Regenerative medicine applications for articular cartilage repair require growing chondrocytes taken from patients’ own joint, in the lab, followed by transplantation to the disease affected portion, enable them restore, replace, rejuvenate or regenerate the cartilage in ACI or MACI procedures, practiced by orthopedicians and arthroscopy surgeons worldwide. The lab environment makes the chondrocytes, many a time, grow as fibrocartilage, whereas, hyaline cartilage is the ideal type of tissue required, which contributes to weight bearing function of the joint. Having proven hyaline cartilage growth in vitro (https://doi.org/10.1016/j.reth.2020.03.006) and their in vivo efficacy (https://doi.org/10.1016/j.jor.2017.01.003), EELS team has now proven that stem cell like progenitors and mesenchymal stem cells residing in the human cartilage could be grown without artificial reprogramming or animal proteins or feeder layers (https://doi.org/10.1016/j.jor.2021.01.005).
Hyaluranon (HA) in the matrix is essential for homeostasis of cartilage, which is injected to treat cartilage damages in clinics and in the lab, added from external sources to support chondrocyte culture.

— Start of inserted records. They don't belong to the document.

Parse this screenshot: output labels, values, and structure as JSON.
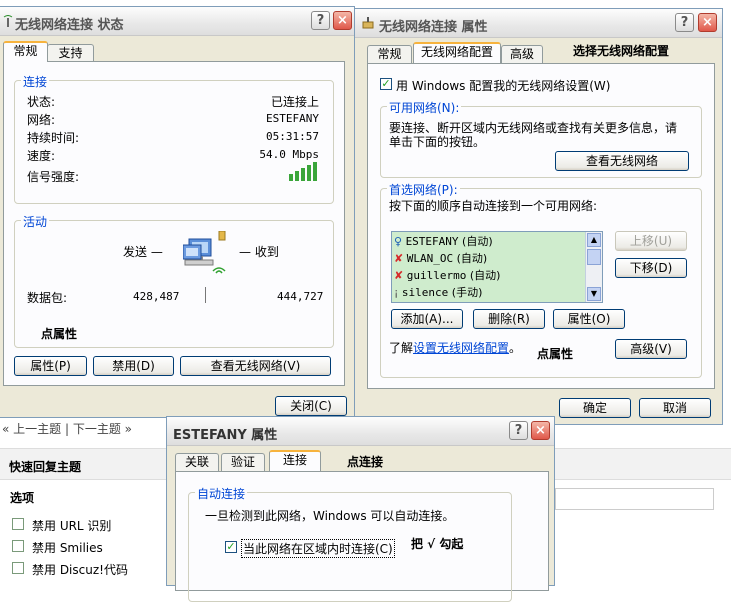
{
  "status_dialog": {
    "title": "无线网络连接   状态",
    "help": "?",
    "close": "×",
    "tabs": [
      "常规",
      "支持"
    ],
    "connection_group": "连接",
    "rows": [
      {
        "label": "状态:",
        "value": "已连接上"
      },
      {
        "label": "网络:",
        "value": "ESTEFANY"
      },
      {
        "label": "持续时间:",
        "value": "05:31:57"
      },
      {
        "label": "速度:",
        "value": "54.0 Mbps"
      },
      {
        "label": "信号强度:",
        "value": ""
      }
    ],
    "activity_group": "活动",
    "sent_label": "发送 —",
    "received_label": "— 收到",
    "packets_label": "数据包:",
    "sent_packets": "428,487",
    "received_packets": "444,727",
    "annotation": "点属性",
    "buttons": {
      "properties": "属性(P)",
      "disable": "禁用(D)",
      "view_wireless": "查看无线网络(V)"
    },
    "close_button": "关闭(C)"
  },
  "props_dialog": {
    "title": "无线网络连接   属性",
    "help": "?",
    "close": "×",
    "tabs": [
      "常规",
      "无线网络配置",
      "高级"
    ],
    "annotation_top": "选择无线网络配置",
    "use_windows_checkbox": "用 Windows 配置我的无线网络设置(W)",
    "available_group": "可用网络(N):",
    "available_text_1": "要连接、断开区域内无线网络或查找有关更多信息，请",
    "available_text_2": "单击下面的按钮。",
    "view_wireless_button": "查看无线网络",
    "preferred_group": "首选网络(P):",
    "preferred_text": "按下面的顺序自动连接到一个可用网络:",
    "networks": [
      {
        "name": "ESTEFANY",
        "mode": "(自动)"
      },
      {
        "name": "WLAN_OC",
        "mode": "(自动)"
      },
      {
        "name": "guillermo",
        "mode": "(自动)"
      },
      {
        "name": "silence",
        "mode": "(手动)"
      }
    ],
    "move_up": "上移(U)",
    "move_down": "下移(D)",
    "add": "添加(A)...",
    "remove": "删除(R)",
    "properties": "属性(O)",
    "learn_prefix": "了解",
    "learn_link": "设置无线网络配置",
    "learn_suffix": "。",
    "annotation_bottom": "点属性",
    "advanced": "高级(V)",
    "ok": "确定",
    "cancel": "取消"
  },
  "estefany_dialog": {
    "title": "ESTEFANY 属性",
    "help": "?",
    "close": "×",
    "tabs": [
      "关联",
      "验证",
      "连接"
    ],
    "annotation_tab": "点连接",
    "auto_group": "自动连接",
    "auto_text": "一旦检测到此网络，Windows 可以自动连接。",
    "auto_checkbox": "当此网络在区域内时连接(C)",
    "annotation_check": "把 √ 勾起"
  },
  "background_page": {
    "nav_text": "« 上一主题 | 下一主题 »",
    "quick_reply": "快速回复主题",
    "options_heading": "选项",
    "options": [
      "禁用 URL 识别",
      "禁用 Smilies",
      "禁用 Discuz!代码"
    ]
  },
  "colors": {
    "accent": "#0046d5",
    "list_bg": "#cfeccd",
    "tab_highlight": "#f7b33d"
  }
}
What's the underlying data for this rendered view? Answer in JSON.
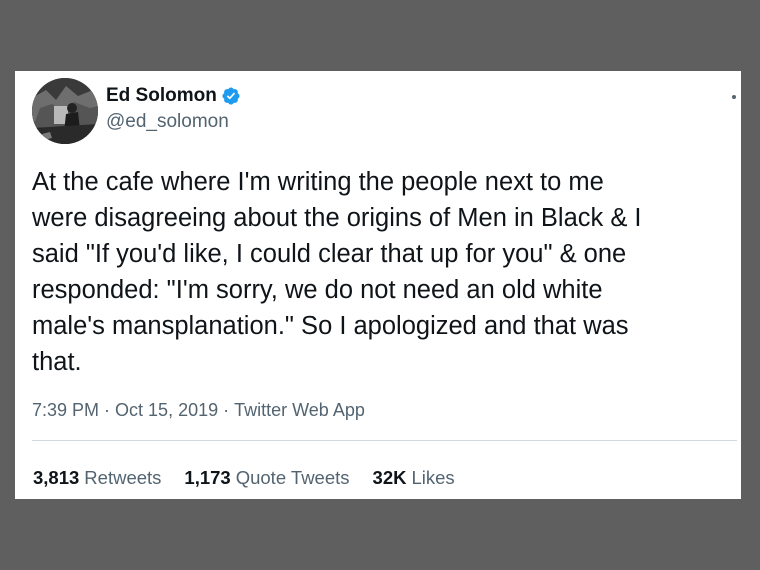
{
  "tweet": {
    "author": {
      "display_name": "Ed Solomon",
      "handle": "@ed_solomon",
      "verified": true,
      "verified_icon": "verified-badge-icon",
      "avatar_icon": "profile-photo"
    },
    "text": "At the cafe where I'm writing the people next to me\nwere disagreeing about the origins of Men in Black & I\nsaid \"If you'd like, I could clear that up for you\" & one\nresponded: \"I'm sorry, we do not need an old white\nmale's mansplanation.\" So I apologized and that was\nthat.",
    "time": "7:39 PM",
    "separator": "·",
    "date": "Oct 15, 2019",
    "source": "Twitter Web App",
    "stats": [
      {
        "count": "3,813",
        "label": "Retweets"
      },
      {
        "count": "1,173",
        "label": "Quote Tweets"
      },
      {
        "count": "32K",
        "label": "Likes"
      }
    ]
  },
  "colors": {
    "background": "#5f5f5f",
    "card": "#ffffff",
    "text_primary": "#0f1419",
    "text_secondary": "#536471",
    "verified_blue": "#1d9bf0",
    "divider": "#cfd9de"
  }
}
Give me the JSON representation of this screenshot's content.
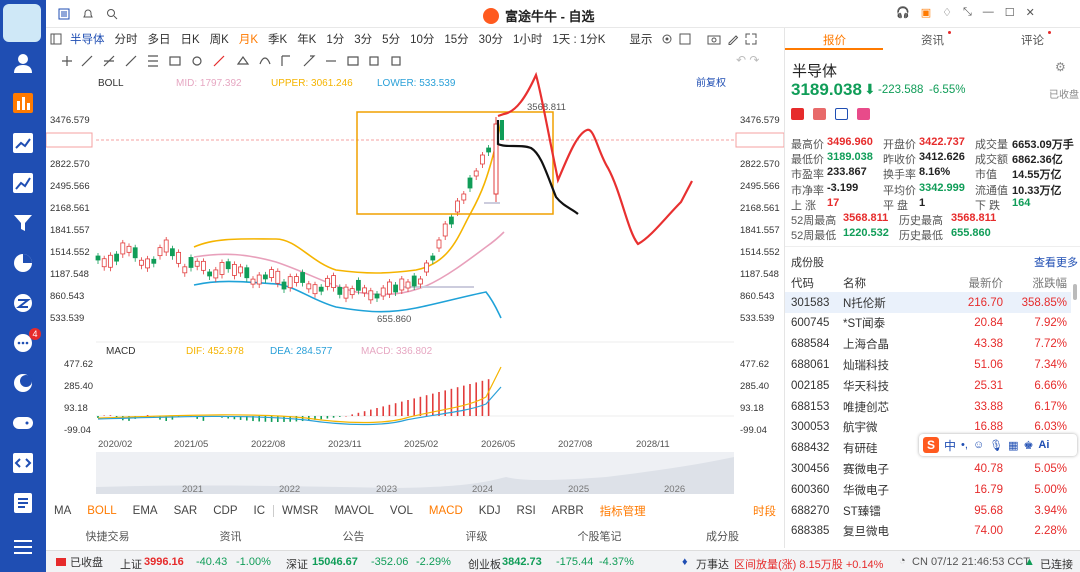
{
  "app": {
    "title": "富途牛牛 - 自选"
  },
  "sidebar": {
    "badge": "4"
  },
  "timeframes": [
    "半导体",
    "分时",
    "多日",
    "日K",
    "周K",
    "月K",
    "季K",
    "年K",
    "1分",
    "3分",
    "5分",
    "10分",
    "15分",
    "30分",
    "1小时",
    "1天 : 1分K",
    "显示"
  ],
  "timeframe_active": "月K",
  "toolbar": {
    "boll_label": "BOLL",
    "mid": "MID: 1797.392",
    "upper": "UPPER: 3061.246",
    "lower": "LOWER: 533.539",
    "adjust": "前复权"
  },
  "price_axis": [
    "3476.579",
    "3189.038",
    "2822.570",
    "2495.566",
    "2168.561",
    "1841.557",
    "1514.552",
    "1187.548",
    "860.543",
    "533.539"
  ],
  "price_axis_right": [
    "3476.579",
    "3189.038",
    "2822.570",
    "2495.566",
    "2168.561",
    "1841.557",
    "1514.552",
    "1187.548",
    "860.543",
    "533.539"
  ],
  "annotations": {
    "high": "3568.811",
    "low": "655.860"
  },
  "macd": {
    "label": "MACD",
    "dif": "DIF: 452.978",
    "dea": "DEA: 284.577",
    "macd": "MACD: 336.802",
    "axis": [
      "477.62",
      "285.40",
      "93.18",
      "-99.04"
    ]
  },
  "x_axis": [
    "2020/02",
    "2021/05",
    "2022/08",
    "2023/11",
    "2025/02",
    "2026/05",
    "2027/08",
    "2028/11"
  ],
  "mini_axis": [
    "2021",
    "2022",
    "2023",
    "2024",
    "2025",
    "2026"
  ],
  "indicators": [
    "MA",
    "BOLL",
    "EMA",
    "SAR",
    "CDP",
    "IC",
    "WMSR",
    "MAVOL",
    "VOL",
    "MACD",
    "KDJ",
    "RSI",
    "ARBR",
    "指标管理",
    "时段"
  ],
  "indicator_active": [
    "BOLL",
    "MACD"
  ],
  "subtabs": [
    "快捷交易",
    "资讯",
    "公告",
    "评级",
    "个股笔记",
    "成分股"
  ],
  "right": {
    "tabs": [
      "报价",
      "资讯",
      "评论"
    ],
    "name": "半导体",
    "price": "3189.038",
    "change": "-223.588",
    "pct": "-6.55%",
    "status": "已收盘",
    "stats": [
      [
        "最高价",
        "3496.960",
        "开盘价",
        "3422.737",
        "成交量",
        "6653.09万手"
      ],
      [
        "最低价",
        "3189.038",
        "昨收价",
        "3412.626",
        "成交额",
        "6862.36亿"
      ],
      [
        "市盈率",
        "233.867",
        "换手率",
        "8.16%",
        "市值",
        "14.55万亿"
      ],
      [
        "市净率",
        "-3.199",
        "平均价",
        "3342.999",
        "流通值",
        "10.33万亿"
      ],
      [
        "上  涨",
        "17",
        "平  盘",
        "1",
        "下  跌",
        "164"
      ],
      [
        "52周最高",
        "3568.811",
        "历史最高",
        "3568.811",
        "",
        ""
      ],
      [
        "52周最低",
        "1220.532",
        "历史最低",
        "655.860",
        "",
        ""
      ]
    ],
    "components_title": "成份股",
    "see_more": "查看更多",
    "columns": [
      "代码",
      "名称",
      "最新价",
      "涨跌幅"
    ],
    "rows": [
      [
        "301583",
        "N托伦斯",
        "216.70",
        "358.85%"
      ],
      [
        "600745",
        "*ST闻泰",
        "20.84",
        "7.92%"
      ],
      [
        "688584",
        "上海合晶",
        "43.38",
        "7.72%"
      ],
      [
        "688061",
        "灿瑞科技",
        "51.06",
        "7.34%"
      ],
      [
        "002185",
        "华天科技",
        "25.31",
        "6.66%"
      ],
      [
        "688153",
        "唯捷创芯",
        "33.88",
        "6.17%"
      ],
      [
        "300053",
        "航宇微",
        "16.88",
        "6.03%"
      ],
      [
        "688432",
        "有研硅",
        "",
        ""
      ],
      [
        "300456",
        "赛微电子",
        "40.78",
        "5.05%"
      ],
      [
        "600360",
        "华微电子",
        "16.79",
        "5.00%"
      ],
      [
        "688270",
        "ST臻镭",
        "95.68",
        "3.94%"
      ],
      [
        "688385",
        "复旦微电",
        "74.00",
        "2.28%"
      ]
    ]
  },
  "statusbar": {
    "closed": "已收盘",
    "sh_label": "上证",
    "sh_val": "3996.16",
    "sh_chg": "-40.43",
    "sh_pct": "-1.00%",
    "sz_label": "深证",
    "sz_val": "15046.67",
    "sz_chg": "-352.06",
    "sz_pct": "-2.29%",
    "cy_label": "创业板",
    "cy_val": "3842.73",
    "cy_chg": "-175.44",
    "cy_pct": "-4.37%",
    "right_text1": "万事达",
    "right_text2": "区间放量(涨) 8.15万股 +0.14%",
    "time": "CN 07/12 21:46:53 CCT",
    "conn": "已连接"
  }
}
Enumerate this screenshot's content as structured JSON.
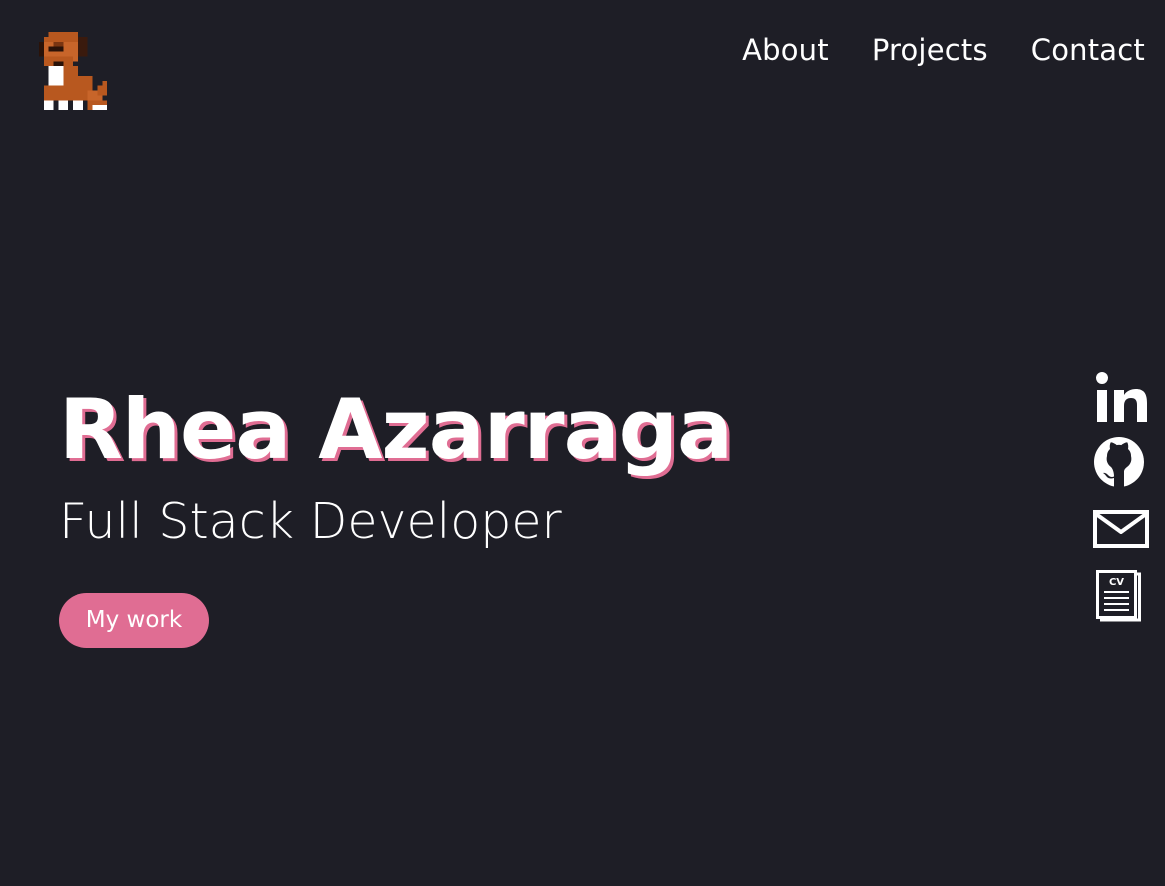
{
  "brand": {
    "logo_icon": "pixel-dog-icon",
    "logo_alt": ""
  },
  "nav": {
    "items": [
      {
        "label": "About"
      },
      {
        "label": "Projects"
      },
      {
        "label": "Contact"
      }
    ]
  },
  "hero": {
    "name": "Rhea Azarraga",
    "role": "Full Stack Developer",
    "cta_label": "My work"
  },
  "socials": {
    "items": [
      {
        "icon": "linkedin-icon"
      },
      {
        "icon": "github-icon"
      },
      {
        "icon": "mail-icon"
      },
      {
        "icon": "cv-document-icon",
        "label": "CV"
      }
    ]
  },
  "colors": {
    "background": "#1e1e26",
    "accent": "#e06d93",
    "text": "#ffffff",
    "dog_brown": "#b8581f",
    "dog_dark": "#2a1208"
  }
}
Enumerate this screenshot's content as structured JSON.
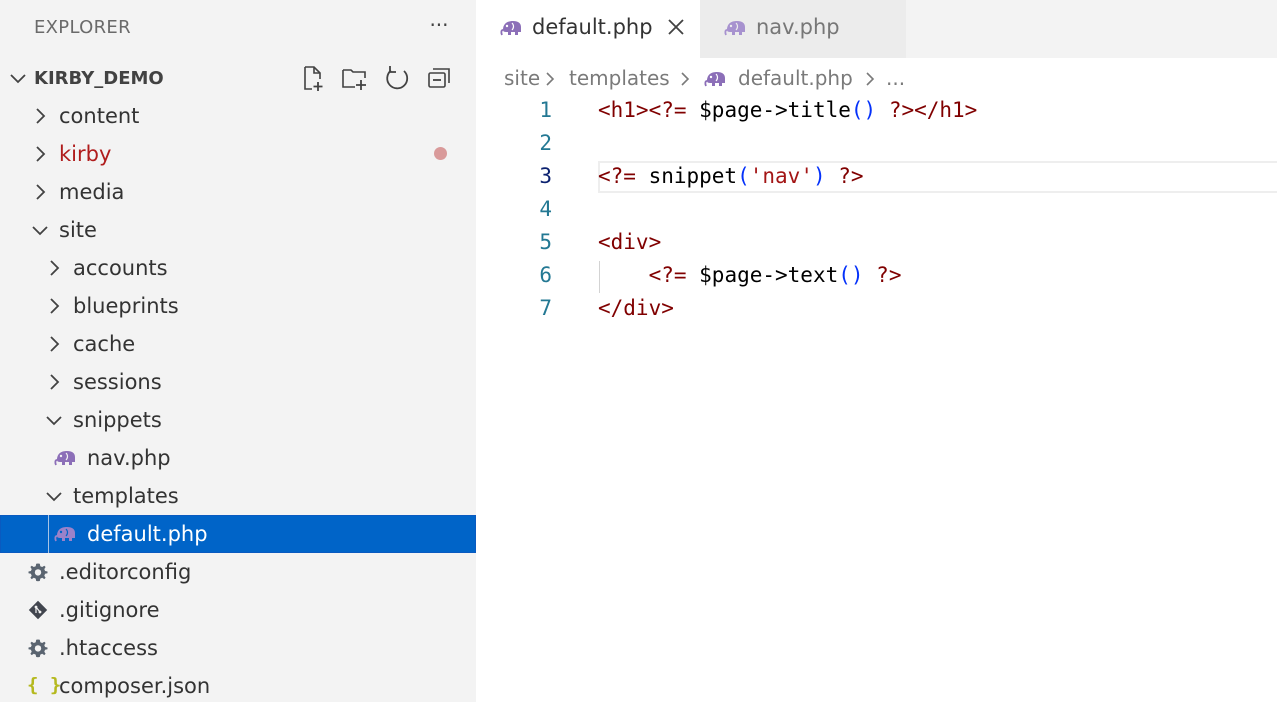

On the contrary, Dr Katoh`s team used a polymer scaffold that retains chondrocyte secreted HA to enhance their growth as a tissue, yielding higher HA content. This is another milestone in regenerative medicine, as it produces chondrocytes that are most suitable for clinical transplant with potentials for better healing and value addition to existing ACI and MACI procedures, after relevant clinical validation.
Further studies on miRNA-140, another essential cartilage component and the technology’s anti-aging capabilities are underway to address debilitating joint diseases affecting millions worldwide in this method termed “EELS-TALC”, (Enriched with Essentials and Lapped in Scaffold, Transplant-suitable Autologous Leveraged Chondrocytes) in collaboration among EELS, JBM Inc and GN Corporation.